A second optimization is to initially only mark odd numbers as prime, i.e. mark all even numbers (except $2$) composite. And then for every odd prime $i$, we increment by $2i$ instead of $i$, avoiding all even numbers. In fact, we can save half the memory needed by only allocating is_prime for odd numbers.

These optimizations can be seen below:

vector<int> all_primes(int n) {
// the old 'is_prime[i]' now corresponds to 'is_prime[i/2]'
bool *is_prime = new bool[n/2+1];

for (int i = 2; i <= n; i++) is_prime[i/2] = true;

for (int i = 3; i*i <= n; i += 2) {           // only iterate through odd 'i'
if (is_prime[i/2]) {
for (int j = i*i; j <= n; j += 2*i) { // odd multiples >= i^2
is_prime[j/2] = false;
}
}
}

// extract the primes
vector<int> primes;
primes.push_back(2);                          // add '2' as prime
for (int i = 3; i <= n; i += 2) {
if (is_prime[i/2]) {
primes.push_back(i);
}
}

free(is_prime);

return primes;
}


If you have the courage, you can even optimize this some more by only considering numbers not divisible by $2$ or $3$! It's rare for anyone to need to do this, though.

## Modified sieves

This “sieve” procedure is actually somewhat flexible. For example, it can be modified to compute one prime factor for every number up to $n$. Study the following code to understand how:

// assume n <= one million. change this number if needed
int pfac;

void compute_prime_factors(int n) {
for (int i = 2; i <= n; i++) pfac[i] = 0;

for (int i = 2; i <= n; i++) {
if (pfac[i] == 0) {                     // this means i is prime
pfac[i] = i;                        // set i's prime factor to itself
for (int j = i*i; j <= n; j += i) { // iterate through proper multiples
pfac[j] = i;                    // set i as the prime factor
}
}
}
}


It can also be modified to compute other things, such as divisor counts, divisor sums, and even Euler's totient function (if you're familiar with it).

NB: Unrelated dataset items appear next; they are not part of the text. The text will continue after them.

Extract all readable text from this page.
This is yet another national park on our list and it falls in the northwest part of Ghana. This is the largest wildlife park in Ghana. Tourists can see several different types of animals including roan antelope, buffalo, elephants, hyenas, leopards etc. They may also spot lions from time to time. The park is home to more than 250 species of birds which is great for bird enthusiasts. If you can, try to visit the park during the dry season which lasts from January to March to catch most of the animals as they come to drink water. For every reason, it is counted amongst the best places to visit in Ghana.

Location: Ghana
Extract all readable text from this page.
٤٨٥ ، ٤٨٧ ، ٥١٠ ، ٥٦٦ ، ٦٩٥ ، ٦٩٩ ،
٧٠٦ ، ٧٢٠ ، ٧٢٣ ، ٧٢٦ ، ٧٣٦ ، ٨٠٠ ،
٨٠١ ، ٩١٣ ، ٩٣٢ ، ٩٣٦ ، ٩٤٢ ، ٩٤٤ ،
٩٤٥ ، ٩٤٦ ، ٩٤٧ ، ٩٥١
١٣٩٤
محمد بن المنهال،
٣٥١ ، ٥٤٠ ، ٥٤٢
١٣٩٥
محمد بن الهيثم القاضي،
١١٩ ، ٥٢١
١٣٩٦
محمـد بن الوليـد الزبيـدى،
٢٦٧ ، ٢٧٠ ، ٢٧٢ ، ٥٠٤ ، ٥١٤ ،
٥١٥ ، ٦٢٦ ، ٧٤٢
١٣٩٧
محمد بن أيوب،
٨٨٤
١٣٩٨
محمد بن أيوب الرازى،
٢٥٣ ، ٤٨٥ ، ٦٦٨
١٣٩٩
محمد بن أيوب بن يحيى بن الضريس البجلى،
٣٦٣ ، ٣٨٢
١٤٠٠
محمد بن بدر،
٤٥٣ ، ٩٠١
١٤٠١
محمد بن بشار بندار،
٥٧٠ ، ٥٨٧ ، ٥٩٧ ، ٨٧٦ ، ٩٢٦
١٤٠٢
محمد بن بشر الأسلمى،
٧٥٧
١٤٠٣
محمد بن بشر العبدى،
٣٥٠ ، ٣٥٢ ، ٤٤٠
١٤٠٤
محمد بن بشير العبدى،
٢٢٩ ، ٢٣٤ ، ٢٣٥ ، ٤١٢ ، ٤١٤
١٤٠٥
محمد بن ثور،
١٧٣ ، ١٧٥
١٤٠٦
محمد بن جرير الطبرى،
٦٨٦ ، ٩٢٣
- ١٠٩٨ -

As a side effect, being able to compute a prime factor allows us to prime factorize every number up to $n$ quickly, using one of our older algorithms:

int pfac;

... // compute_prime_factors here

vector<int> prime_factorize(int n) {
vector<int> primes;
// extract prime factors
while (n > 1) {
int p = pfac[n]; // use pfac to get a prime factor
primes.push_back(p);
n /= p;
}
return primes;
}


This is our original prime factorization algorithms, but much faster because we use our computed pfac to extract a prime factor quickly. This runs very quickly, though it only works for numbers $\le n$.

Don't for get to call compute_prime_factors first for it work properly!